The first prize in the 1979 Hungarian Radio Competition launched pianist Péter Nagy into a remarkable international career at a young age. Nagy had been admitted at the age of eight to the Liszt Academy of Music in Budapest, and at the age of eleven he won the second prize of the International Concours in Usti nad Labem (Czechoslovakia). In 1980 he was acclaimed at the Bordeaux Festival of Young Soloists and on the Bratislava International Rostrum for Young Interpreters.

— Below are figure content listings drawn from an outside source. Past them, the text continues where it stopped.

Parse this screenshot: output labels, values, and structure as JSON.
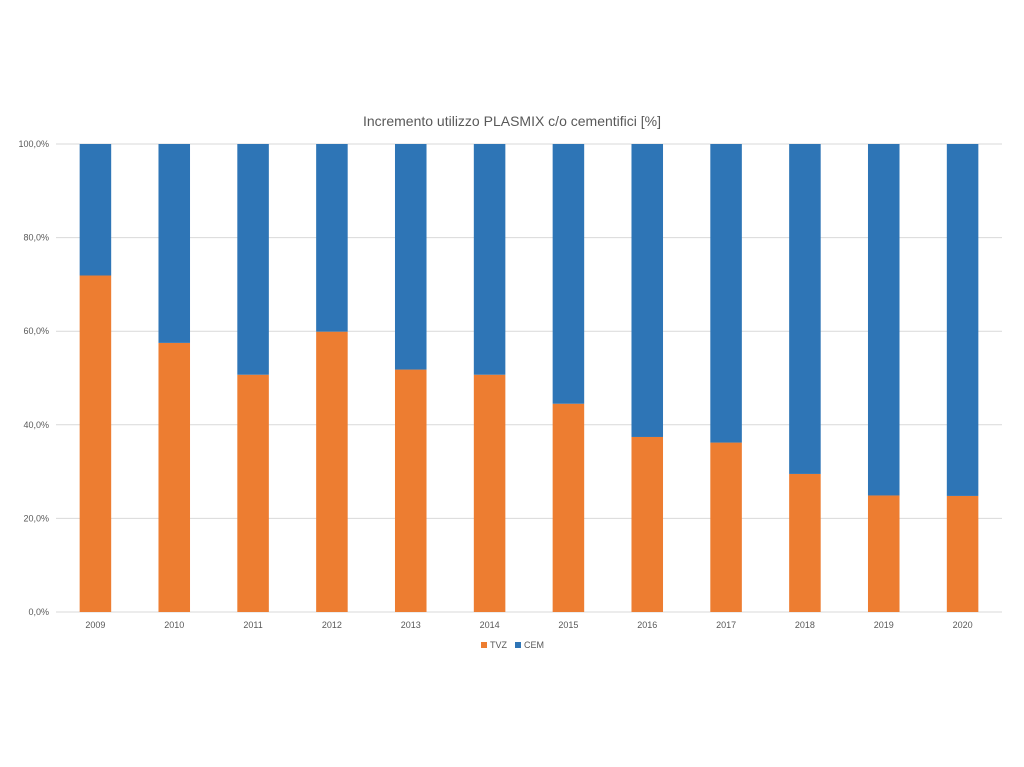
{
  "chart_data": {
    "type": "bar",
    "stacked": true,
    "title": "Incremento utilizzo PLASMIX c/o cementifici [%]",
    "xlabel": "",
    "ylabel": "",
    "categories": [
      "2009",
      "2010",
      "2011",
      "2012",
      "2013",
      "2014",
      "2015",
      "2016",
      "2017",
      "2018",
      "2019",
      "2020"
    ],
    "series": [
      {
        "name": "TVZ",
        "color": "#ED7D31",
        "values": [
          71.9,
          57.5,
          50.7,
          59.9,
          51.8,
          50.7,
          44.5,
          37.4,
          36.2,
          29.5,
          24.9,
          24.8
        ]
      },
      {
        "name": "CEM",
        "color": "#2E75B6",
        "values": [
          28.1,
          42.5,
          49.3,
          40.1,
          48.2,
          49.3,
          55.5,
          62.6,
          63.8,
          70.5,
          75.1,
          75.2
        ]
      }
    ],
    "ylim": [
      0,
      100
    ],
    "yticks": [
      "0,0%",
      "20,0%",
      "40,0%",
      "60,0%",
      "80,0%",
      "100,0%"
    ],
    "grid": true,
    "legend_position": "bottom"
  }
}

Nagy’s concerts include tours throughout Europe, performing concertos and solo recitals in Finland, Germany, Greece, Russia, throughout the former Soviet Union, France (where he has performed at the Louvre in Paris), and London (notably at Wigmore Hall), as well as many other engagements. He has given recitals at the 92nd Street Y in New York, the Sydney Opera House, in New Zealand and throughout Japan. Among his concerto engagements in Japan are appearances as a soloist with the Tokyo Symphony Orchestra and the Yomiuri Symphony Orchestra.
As a chamber musician Péter Nagy has performed at major music festivals in Europe, the United States and Japan. He regularly collaborates with partners such as the New Zealand String Quartet, Biava String Quartet, Chiara String Quartet, Zoltán Kocsis, László Polgár, Miklós Perényi, Leonidas Kavakos, the St Lawrence String Quartet, Kim Kashkashian, Boris Pergamenschikow, Charles Neidich, Nobuko Imai, Nathalian Rosen, Jan Vogler, Tanja Becker-Bender, Hí¥kan Rosengren, Ruggiero Ricci, Bruno Giuranna, Frans Helmerson and Colin Carr, to name a few.

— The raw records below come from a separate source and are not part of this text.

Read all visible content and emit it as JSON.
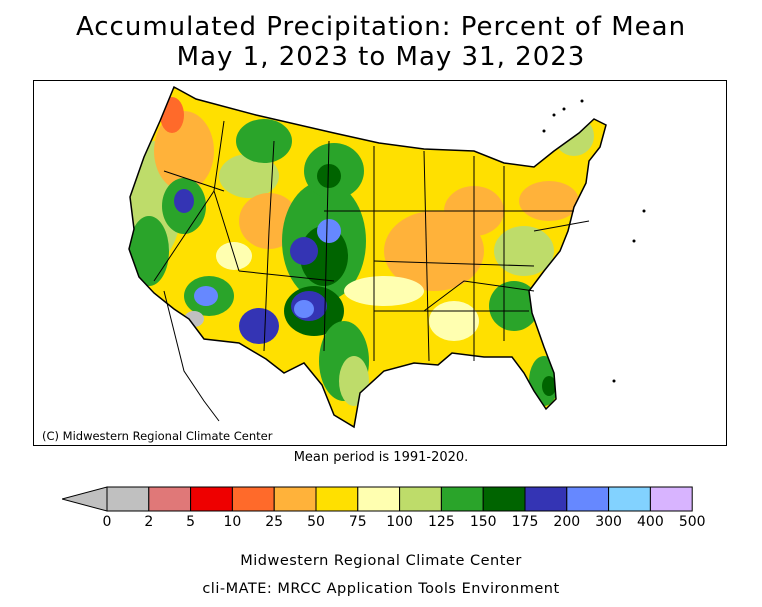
{
  "title_line1": "Accumulated Precipitation: Percent of Mean",
  "title_line2": "May 1, 2023 to May 31, 2023",
  "map_credit": "(C) Midwestern Regional Climate Center",
  "mean_period": "Mean period is 1991-2020.",
  "legend": {
    "ticks": [
      "0",
      "2",
      "5",
      "10",
      "25",
      "50",
      "75",
      "100",
      "125",
      "150",
      "175",
      "200",
      "300",
      "400",
      "500"
    ],
    "colors": [
      "#c0c0c0",
      "#e07878",
      "#ee0000",
      "#ff6a2a",
      "#ffb23a",
      "#ffe000",
      "#ffffb0",
      "#bedc6a",
      "#2aa42a",
      "#006400",
      "#3434b4",
      "#6688ff",
      "#82d2ff",
      "#d8b4ff"
    ],
    "below_zero_color": "#c0c0c0"
  },
  "footer_line1": "Midwestern Regional Climate Center",
  "footer_line2": "cli-MATE: MRCC Application Tools Environment"
}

Péter Nagy is also active as a teacher, holding positions as professor of piano at the Liszt Academy in Budapest and professor of piano at the Hochschule für Musik in Stuttgart. He has been regularly invited to give masterclasses at the Liszt Hochschule für Musik in Weimar. Recent achievements include a performance of Ligeti’s Piano Concerto in Budapest. In 2001 he received the prestigious Liszt Award.